Schools without Failure

Sean arrived five minutes early, accompanied by knapsack, hoodie and a supercilious grin designed to hide the uncertainty of the situation. Fifteen years old and this fresh faced young man looked and felt the moment. It was his first venture into the commercial world.

As a two week mentor student, Sean had given up his holidays to learn more about the world of marketing and its allied disciplines. As he was familiarised with the organisation his subsiding apprehension was visibly obvious. A few well meaning jokes about speaking up and using the time to become part of the team for the next fortnight, offered a refreshing relaxation and after the first day Sean was mentally ready to embrace the process of learning.

It occurred to me at the time, that Sean was not unique. I mused over past observations with mentoring school students and how they had arrived with fear in their eyes and the usual camouflage of emotions. It was then I began to consider Gonski, and all the other so called experts who claim to know the answers about learning, and I asked myself, are we on the right track?

Consider this if you will; if our young people are so filled with a lack of confidence when arriving at the world of commerce and industry, what are we really teaching them?

Sean claims he learned more in his two week experience with our organisation than he had for the whole year and after a marvelous presentation to all our personnel in which he demonstrated a new confidence he never knew he had, he received a round of applause.

Interestingly enough the essence of what we facilitate is basic. It’s about solving problems – all sorts of challenges. In our case its a myriad of commercial communication challenges and they are often not simple.

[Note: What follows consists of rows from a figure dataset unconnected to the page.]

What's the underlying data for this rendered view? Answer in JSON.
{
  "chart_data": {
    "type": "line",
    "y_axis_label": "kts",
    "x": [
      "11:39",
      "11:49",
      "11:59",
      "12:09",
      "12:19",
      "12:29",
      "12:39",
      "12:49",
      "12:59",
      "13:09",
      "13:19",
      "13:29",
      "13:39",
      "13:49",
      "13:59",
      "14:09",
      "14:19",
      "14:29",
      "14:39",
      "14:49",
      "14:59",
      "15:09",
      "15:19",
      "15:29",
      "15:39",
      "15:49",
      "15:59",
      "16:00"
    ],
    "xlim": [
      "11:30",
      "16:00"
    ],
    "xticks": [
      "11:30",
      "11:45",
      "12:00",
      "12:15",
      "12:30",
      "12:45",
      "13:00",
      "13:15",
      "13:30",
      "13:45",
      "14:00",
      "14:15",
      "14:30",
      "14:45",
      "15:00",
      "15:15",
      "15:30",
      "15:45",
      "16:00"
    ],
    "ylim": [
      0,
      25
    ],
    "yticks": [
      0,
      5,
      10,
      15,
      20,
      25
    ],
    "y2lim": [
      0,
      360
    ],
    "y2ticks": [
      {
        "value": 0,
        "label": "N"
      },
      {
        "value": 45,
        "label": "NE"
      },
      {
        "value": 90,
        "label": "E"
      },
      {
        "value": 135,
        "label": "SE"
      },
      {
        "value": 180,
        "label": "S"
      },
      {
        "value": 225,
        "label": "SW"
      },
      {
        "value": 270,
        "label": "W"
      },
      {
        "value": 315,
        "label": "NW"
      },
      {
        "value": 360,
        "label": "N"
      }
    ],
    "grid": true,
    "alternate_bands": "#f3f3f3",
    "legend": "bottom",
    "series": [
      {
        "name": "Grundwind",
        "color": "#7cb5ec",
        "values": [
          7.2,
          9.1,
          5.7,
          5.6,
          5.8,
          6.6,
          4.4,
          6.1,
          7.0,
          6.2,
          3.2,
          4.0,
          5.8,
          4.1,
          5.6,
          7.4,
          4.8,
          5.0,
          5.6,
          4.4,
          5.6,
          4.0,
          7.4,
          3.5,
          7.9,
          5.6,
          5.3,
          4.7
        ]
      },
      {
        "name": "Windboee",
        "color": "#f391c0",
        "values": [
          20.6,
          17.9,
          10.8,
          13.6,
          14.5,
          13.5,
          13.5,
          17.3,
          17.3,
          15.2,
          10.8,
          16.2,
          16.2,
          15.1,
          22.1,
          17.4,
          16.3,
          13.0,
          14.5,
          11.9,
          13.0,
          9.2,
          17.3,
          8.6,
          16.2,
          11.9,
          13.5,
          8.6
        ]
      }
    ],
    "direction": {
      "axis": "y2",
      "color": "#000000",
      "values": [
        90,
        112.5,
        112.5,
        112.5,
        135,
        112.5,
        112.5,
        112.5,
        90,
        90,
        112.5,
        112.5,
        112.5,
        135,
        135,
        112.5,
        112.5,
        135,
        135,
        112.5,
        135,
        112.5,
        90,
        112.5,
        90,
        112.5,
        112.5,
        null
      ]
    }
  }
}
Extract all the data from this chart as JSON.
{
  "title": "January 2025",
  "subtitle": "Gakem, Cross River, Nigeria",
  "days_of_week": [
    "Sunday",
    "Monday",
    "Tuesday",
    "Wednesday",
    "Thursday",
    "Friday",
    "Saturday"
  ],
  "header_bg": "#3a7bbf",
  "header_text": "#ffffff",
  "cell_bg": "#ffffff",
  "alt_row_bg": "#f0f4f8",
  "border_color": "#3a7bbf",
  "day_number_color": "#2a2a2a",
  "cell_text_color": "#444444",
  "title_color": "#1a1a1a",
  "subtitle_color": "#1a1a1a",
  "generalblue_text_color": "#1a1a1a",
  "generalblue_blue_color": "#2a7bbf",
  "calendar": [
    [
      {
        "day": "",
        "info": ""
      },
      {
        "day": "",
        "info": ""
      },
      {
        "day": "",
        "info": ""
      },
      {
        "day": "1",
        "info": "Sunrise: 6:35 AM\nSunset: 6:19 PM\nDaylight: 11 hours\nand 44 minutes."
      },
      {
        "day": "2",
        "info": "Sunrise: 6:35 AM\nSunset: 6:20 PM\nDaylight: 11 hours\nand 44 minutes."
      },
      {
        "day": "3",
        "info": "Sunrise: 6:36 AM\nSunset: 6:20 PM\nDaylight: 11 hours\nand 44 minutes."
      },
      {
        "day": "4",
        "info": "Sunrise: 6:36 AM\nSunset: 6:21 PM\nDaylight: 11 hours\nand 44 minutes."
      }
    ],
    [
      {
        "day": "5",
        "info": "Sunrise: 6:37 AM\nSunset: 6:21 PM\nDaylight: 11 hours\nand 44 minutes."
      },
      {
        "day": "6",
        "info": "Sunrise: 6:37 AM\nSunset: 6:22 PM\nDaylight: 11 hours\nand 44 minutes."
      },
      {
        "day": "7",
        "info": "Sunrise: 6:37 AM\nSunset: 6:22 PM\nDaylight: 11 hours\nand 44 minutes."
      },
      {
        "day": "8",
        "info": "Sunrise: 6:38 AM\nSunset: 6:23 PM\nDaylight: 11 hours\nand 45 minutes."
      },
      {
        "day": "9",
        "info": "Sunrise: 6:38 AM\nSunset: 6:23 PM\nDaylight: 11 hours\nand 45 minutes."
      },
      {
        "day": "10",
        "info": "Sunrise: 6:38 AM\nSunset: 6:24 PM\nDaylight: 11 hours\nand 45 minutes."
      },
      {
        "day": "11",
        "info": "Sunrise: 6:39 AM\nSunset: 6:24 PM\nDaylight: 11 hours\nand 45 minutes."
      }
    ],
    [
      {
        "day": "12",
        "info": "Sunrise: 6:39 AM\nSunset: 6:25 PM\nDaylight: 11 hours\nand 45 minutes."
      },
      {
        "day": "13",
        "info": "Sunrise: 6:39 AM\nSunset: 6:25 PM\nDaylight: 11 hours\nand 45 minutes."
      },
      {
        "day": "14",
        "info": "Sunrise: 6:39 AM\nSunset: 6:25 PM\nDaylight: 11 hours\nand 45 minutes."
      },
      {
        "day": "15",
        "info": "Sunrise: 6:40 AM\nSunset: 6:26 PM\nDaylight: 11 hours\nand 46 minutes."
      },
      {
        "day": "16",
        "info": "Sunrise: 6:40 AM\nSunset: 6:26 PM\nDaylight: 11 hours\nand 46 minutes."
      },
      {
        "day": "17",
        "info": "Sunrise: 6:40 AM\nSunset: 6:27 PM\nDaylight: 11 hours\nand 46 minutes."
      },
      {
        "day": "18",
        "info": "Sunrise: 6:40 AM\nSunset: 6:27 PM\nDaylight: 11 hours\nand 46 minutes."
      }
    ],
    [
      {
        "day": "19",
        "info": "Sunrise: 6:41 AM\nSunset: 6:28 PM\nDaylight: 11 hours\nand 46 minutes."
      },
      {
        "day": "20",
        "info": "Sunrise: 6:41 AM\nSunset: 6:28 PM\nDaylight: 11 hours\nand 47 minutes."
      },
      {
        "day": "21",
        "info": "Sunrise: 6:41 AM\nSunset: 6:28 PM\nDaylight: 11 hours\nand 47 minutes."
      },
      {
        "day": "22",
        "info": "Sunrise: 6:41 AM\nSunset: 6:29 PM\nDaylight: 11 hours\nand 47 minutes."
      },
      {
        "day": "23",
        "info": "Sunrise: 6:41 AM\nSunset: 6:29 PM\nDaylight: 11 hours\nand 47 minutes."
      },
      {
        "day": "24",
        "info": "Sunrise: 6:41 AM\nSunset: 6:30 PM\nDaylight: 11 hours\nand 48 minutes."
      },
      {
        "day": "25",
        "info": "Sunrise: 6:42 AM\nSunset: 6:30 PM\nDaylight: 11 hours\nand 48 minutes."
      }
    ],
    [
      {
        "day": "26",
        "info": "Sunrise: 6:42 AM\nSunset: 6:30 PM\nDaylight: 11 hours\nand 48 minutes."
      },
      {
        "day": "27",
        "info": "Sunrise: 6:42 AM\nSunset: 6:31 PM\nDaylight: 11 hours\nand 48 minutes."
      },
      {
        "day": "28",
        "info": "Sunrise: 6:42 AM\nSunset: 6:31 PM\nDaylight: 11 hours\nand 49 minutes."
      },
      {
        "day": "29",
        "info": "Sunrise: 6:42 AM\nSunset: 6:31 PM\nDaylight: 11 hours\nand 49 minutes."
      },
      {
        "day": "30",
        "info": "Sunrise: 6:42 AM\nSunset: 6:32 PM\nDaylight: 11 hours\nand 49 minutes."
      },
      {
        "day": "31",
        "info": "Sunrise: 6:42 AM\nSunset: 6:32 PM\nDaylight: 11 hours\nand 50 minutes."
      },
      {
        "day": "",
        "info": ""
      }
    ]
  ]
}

Yes, Sean was equipped with the three R’s and with a first class level of intelligence based on common sense but the very foundation of his learning agenda demanded his confidence and a belief in himself, after which he wanted to learn.

I believe the conditions for learning have to be individual and not founded on models which are right for the government, education department or the teacher. It has to be based on creating a belief in young minds that they are great and by being small they only pamper to their greatest fears. We are not small, we are significant and this is the attitude which must be purveyed throughout a learning process.

By creating such an environment, people ‘want’ to learn and in so doing we develop a culture based on searching for knowledge. We owe being great to the Sean’s of the world, we owe it to ourselves and we owe it to our nation.

We are the sum total of the books we read and the people we meet. We have the tools, now give us the moment!